Im Südwesten werden nachgerüstete Diesel derzeit getestet. Eine Verpflichtung der Hersteller, eine solche Nachrüstung auf eigene Kosten anzubieten und für das Ergebnis zu haften, wird es aber wohl nicht geben. Foto: dpa

Ein Missverständnis erklärt, warum die Branche in einen kuriosen Ablasshandel um Vergebung für Sünden bittet, die sie gar nicht begangen haben will, kommentiert Klaus Köster.

Stuttgart - Angenommen, an einem Regal fehlt eine Schraube. Wäre es dann angemessen, dass der Hersteller einen Rabatt auf ein neues Regal gibt, anstatt die Schraube nachzuliefern? Dieser Vergleich, den ein Twitter-Nutzer zum Verhalten der Dieselhersteller zieht, erscheint auf den ersten Blick plausibel.

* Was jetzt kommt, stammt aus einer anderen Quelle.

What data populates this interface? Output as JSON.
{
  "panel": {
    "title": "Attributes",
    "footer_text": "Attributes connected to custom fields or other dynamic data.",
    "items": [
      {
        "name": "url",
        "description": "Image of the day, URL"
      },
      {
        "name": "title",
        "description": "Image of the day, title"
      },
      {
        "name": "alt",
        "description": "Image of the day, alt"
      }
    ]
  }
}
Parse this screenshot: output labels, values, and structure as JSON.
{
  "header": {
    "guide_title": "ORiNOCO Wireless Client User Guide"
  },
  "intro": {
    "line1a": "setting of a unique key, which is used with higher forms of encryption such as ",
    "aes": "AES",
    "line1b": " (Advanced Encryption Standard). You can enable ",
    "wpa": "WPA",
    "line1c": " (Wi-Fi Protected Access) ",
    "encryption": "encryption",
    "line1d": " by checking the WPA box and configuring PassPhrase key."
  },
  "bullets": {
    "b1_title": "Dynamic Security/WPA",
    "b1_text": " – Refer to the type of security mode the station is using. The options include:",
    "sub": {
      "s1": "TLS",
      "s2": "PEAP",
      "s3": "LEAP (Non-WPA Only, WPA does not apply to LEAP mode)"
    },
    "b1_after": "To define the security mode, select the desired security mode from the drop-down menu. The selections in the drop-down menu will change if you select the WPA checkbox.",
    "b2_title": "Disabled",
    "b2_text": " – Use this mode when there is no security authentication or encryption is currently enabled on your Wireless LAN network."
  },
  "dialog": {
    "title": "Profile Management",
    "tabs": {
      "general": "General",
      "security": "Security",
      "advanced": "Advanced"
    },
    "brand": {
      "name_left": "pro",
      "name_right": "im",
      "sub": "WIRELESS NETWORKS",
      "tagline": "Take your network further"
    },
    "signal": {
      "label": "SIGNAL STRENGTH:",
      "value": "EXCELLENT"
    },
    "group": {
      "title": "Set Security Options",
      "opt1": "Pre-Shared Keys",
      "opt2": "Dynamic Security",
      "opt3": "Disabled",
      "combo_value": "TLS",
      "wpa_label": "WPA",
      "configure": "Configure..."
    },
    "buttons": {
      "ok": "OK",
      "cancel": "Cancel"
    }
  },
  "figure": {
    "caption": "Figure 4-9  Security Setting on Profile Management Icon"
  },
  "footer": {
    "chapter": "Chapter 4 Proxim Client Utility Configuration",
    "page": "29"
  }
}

Denn die Autoindustrie wehrt sich in der Tat mit Händen und Füßen dagegen, alte Dieselfahrzeuge auf eigene Kosten und eigenes Risiko mit einem besseren Kat nachzurüsten. Sie bietet stattdessen hohe Zuschüsse für den Kauf eines anderen Diesel an. Und sie ist sich ihrer Sache sehr sicher.

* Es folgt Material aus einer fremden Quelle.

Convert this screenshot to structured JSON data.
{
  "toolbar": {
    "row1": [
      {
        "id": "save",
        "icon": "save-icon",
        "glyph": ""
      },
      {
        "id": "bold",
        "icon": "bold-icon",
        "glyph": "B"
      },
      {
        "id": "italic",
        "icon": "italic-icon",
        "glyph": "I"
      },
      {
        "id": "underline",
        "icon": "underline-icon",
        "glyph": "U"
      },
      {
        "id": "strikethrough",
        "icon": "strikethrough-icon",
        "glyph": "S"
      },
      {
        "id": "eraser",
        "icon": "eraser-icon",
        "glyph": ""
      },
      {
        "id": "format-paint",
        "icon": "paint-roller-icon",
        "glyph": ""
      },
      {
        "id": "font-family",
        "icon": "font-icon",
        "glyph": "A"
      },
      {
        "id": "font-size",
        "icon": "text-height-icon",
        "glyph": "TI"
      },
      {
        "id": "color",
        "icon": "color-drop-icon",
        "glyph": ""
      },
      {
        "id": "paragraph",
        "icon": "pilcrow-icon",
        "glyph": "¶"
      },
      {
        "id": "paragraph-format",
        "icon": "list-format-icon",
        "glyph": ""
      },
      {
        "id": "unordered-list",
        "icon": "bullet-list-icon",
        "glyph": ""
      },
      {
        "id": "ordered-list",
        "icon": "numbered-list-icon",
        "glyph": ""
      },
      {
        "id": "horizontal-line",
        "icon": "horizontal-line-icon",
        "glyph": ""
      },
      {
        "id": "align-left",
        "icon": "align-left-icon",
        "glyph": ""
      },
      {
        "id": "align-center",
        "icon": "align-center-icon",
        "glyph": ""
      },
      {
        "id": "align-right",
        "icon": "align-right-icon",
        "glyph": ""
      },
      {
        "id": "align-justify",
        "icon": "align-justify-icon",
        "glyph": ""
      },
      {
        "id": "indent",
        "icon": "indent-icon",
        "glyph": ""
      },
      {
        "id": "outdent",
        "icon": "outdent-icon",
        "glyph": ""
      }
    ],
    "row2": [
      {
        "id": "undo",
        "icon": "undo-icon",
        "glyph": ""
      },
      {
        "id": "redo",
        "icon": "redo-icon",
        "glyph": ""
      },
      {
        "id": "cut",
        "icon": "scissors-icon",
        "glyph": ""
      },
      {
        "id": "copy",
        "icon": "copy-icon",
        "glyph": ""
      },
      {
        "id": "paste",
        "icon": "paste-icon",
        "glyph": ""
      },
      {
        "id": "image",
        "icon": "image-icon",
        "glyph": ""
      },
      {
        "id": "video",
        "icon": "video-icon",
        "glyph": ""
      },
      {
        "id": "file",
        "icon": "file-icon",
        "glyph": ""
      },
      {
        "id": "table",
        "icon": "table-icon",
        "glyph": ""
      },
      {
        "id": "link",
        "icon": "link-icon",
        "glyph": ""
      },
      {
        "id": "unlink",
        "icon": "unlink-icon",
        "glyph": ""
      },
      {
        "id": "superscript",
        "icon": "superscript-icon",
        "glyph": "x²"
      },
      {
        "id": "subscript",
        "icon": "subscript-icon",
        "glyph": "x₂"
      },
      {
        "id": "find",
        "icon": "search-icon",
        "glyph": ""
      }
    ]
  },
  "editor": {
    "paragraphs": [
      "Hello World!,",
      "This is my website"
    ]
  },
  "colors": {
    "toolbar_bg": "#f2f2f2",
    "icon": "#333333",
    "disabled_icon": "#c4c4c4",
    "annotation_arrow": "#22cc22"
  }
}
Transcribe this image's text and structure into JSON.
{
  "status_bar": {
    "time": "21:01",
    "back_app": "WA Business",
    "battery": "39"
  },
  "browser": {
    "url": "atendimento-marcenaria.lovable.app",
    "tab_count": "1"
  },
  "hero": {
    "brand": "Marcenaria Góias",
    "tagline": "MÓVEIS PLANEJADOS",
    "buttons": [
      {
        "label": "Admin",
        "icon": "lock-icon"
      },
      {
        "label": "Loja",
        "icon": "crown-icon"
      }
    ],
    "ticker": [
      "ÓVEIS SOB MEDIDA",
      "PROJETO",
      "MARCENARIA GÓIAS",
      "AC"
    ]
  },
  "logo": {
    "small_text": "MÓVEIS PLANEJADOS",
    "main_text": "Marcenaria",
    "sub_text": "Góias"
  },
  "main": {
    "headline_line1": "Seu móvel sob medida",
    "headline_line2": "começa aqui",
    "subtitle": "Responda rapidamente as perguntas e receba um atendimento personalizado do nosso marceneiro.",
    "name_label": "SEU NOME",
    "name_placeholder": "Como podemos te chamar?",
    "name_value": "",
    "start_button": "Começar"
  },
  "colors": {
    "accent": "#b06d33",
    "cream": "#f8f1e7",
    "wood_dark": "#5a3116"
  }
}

„Ich erwarte, dass das Ergebnis sich im Rahmen dessen bewegt, was vorher diskutiert wurde“, sagte Daimler-Chef Dieter Zetsche bereits vor Beginn der entscheidenden Sitzung der Politik – und er sollte recht behalten. Politiker, die die Nachrüstung zur unabdingbaren Voraussetzung für eine Lösung erklärt haben, stehen nun blamiert da. Sie hatten nie eine Handhabe, um eine Nachrüstung zu erzwingen, erweckten aber den Eindruck, genau dies anzustreben.

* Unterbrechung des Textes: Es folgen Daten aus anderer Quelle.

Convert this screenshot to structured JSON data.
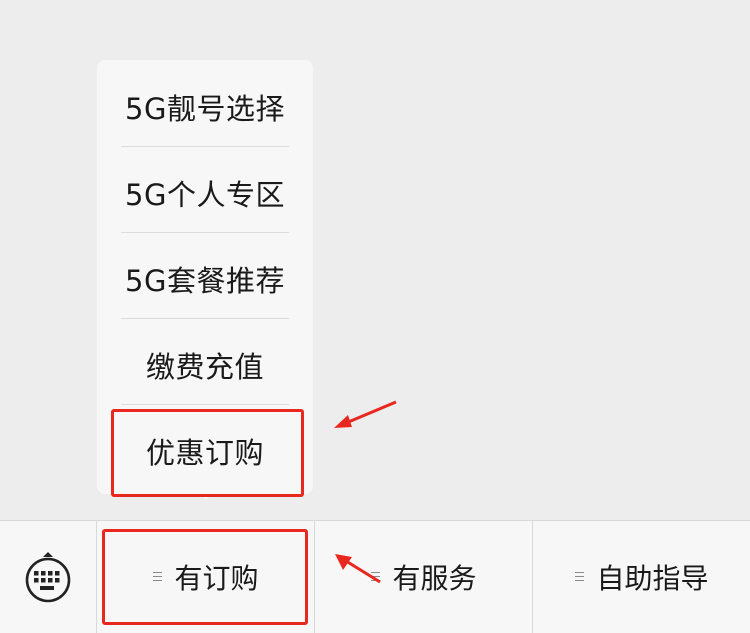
{
  "popup": {
    "items": [
      {
        "label": "5G靓号选择"
      },
      {
        "label": "5G个人专区"
      },
      {
        "label": "5G套餐推荐"
      },
      {
        "label": "缴费充值"
      },
      {
        "label": "优惠订购"
      }
    ]
  },
  "bottom_bar": {
    "keyboard_icon": "keyboard-icon",
    "menus": [
      {
        "label": "有订购",
        "icon": "menu-lines-icon"
      },
      {
        "label": "有服务",
        "icon": "menu-lines-icon"
      },
      {
        "label": "自助指导",
        "icon": "menu-lines-icon"
      }
    ]
  },
  "annotations": {
    "highlight_color": "#E8281E"
  }
}
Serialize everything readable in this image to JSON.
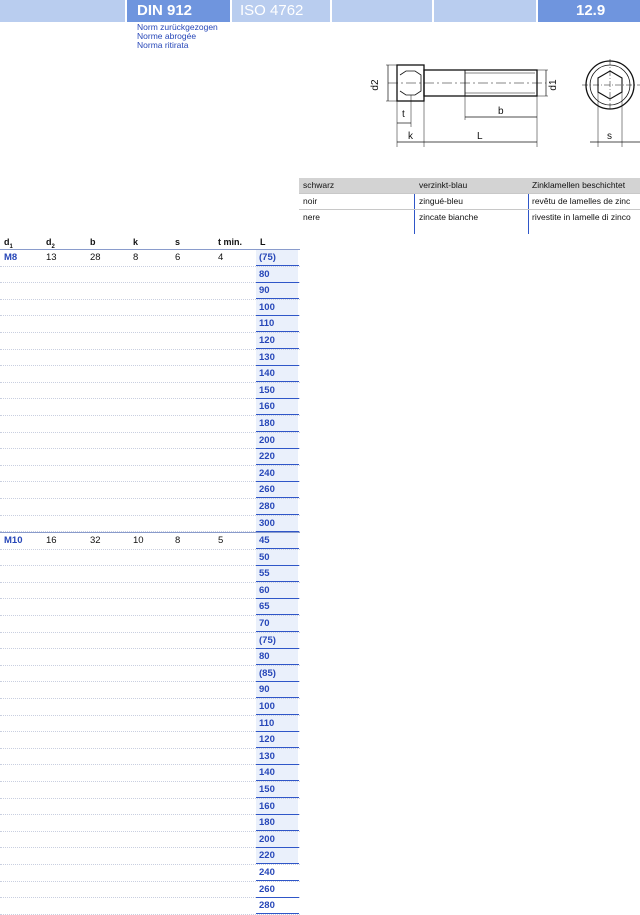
{
  "header": {
    "norm_din": "DIN 912",
    "norm_iso": "ISO 4762",
    "grade": "12.9",
    "notes": [
      "Norm zurückgezogen",
      "Norme abrogée",
      "Norma ritirata"
    ]
  },
  "drawing": {
    "labels": {
      "d2": "d2",
      "d1": "d1",
      "t": "t",
      "k": "k",
      "b": "b",
      "L": "L",
      "s": "s"
    }
  },
  "coatings": {
    "rows": [
      [
        "schwarz",
        "verzinkt-blau",
        "Zinklamellen beschichtet"
      ],
      [
        "noir",
        "zingué-bleu",
        "revêtu de lamelles de zinc"
      ],
      [
        "nere",
        "zincate bianche",
        "rivestite in lamelle di zinco"
      ]
    ]
  },
  "dims": {
    "headers": {
      "d1": "d",
      "d1_sub": "1",
      "d2": "d",
      "d2_sub": "2",
      "b": "b",
      "k": "k",
      "s": "s",
      "t": "t min.",
      "L": "L"
    },
    "groups": [
      {
        "d1": "M8",
        "d2": "13",
        "b": "28",
        "k": "8",
        "s": "6",
        "t": "4",
        "lengths": [
          "(75)",
          "80",
          "90",
          "100",
          "110",
          "120",
          "130",
          "140",
          "150",
          "160",
          "180",
          "200",
          "220",
          "240",
          "260",
          "280",
          "300"
        ]
      },
      {
        "d1": "M10",
        "d2": "16",
        "b": "32",
        "k": "10",
        "s": "8",
        "t": "5",
        "lengths": [
          "45",
          "50",
          "55",
          "60",
          "65",
          "70",
          "(75)",
          "80",
          "(85)",
          "90",
          "100",
          "110",
          "120",
          "130",
          "140",
          "150",
          "160",
          "180",
          "200",
          "220",
          "240",
          "260",
          "280"
        ]
      }
    ]
  }
}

Die dreckige Luft ist ein Gemeinschaftswerk

Ein Regal, das nicht aufgebaut werden kann, hat einen Mangel. Doch wie ist es mit einem Diesel, dem ein Fahrverbot droht? Ist das Auto mangelhaft, weil in einer Reihe von Städten die Luft zu dreckig ist, obwohl es – wie vorgeschrieben – im Testlabor die Abgaswerte einhielt? Bis vor kurzem reichte es, wenn die Fahrzeuge die strengen Grenzwerte auf dem Prüfstand erreichten, auf dem sie gefahren wurden, als befinde sich auf dem Gaspedal ein rohes Ei. Die Regeln verboten zwar die Manipulation von Messungen wie bei VW, setzten hohen Abgaswerten auf der Straße ansonsten aber nur wenig entgegen. Die dreckige Luft ist somit ein Gemeinschaftswerk von Politik und Autobranche.

Selbstverständlich hinderte niemand die Autoindustrie daran, sich von vornherein so zu verhalten, als gäbe es keine Schlupflöcher. Doch war sie zu dieser Vorbildlichkeit auch verpflichtet? Ist es in einem Rechtsstaat angemessen, erst Gesetze zu beschließen und danach eine diese Gesetze relativierende Moral zu definieren? Welche Bedeutung hätten Gesetze noch, deren Einhaltung nicht vor Strafe schützt?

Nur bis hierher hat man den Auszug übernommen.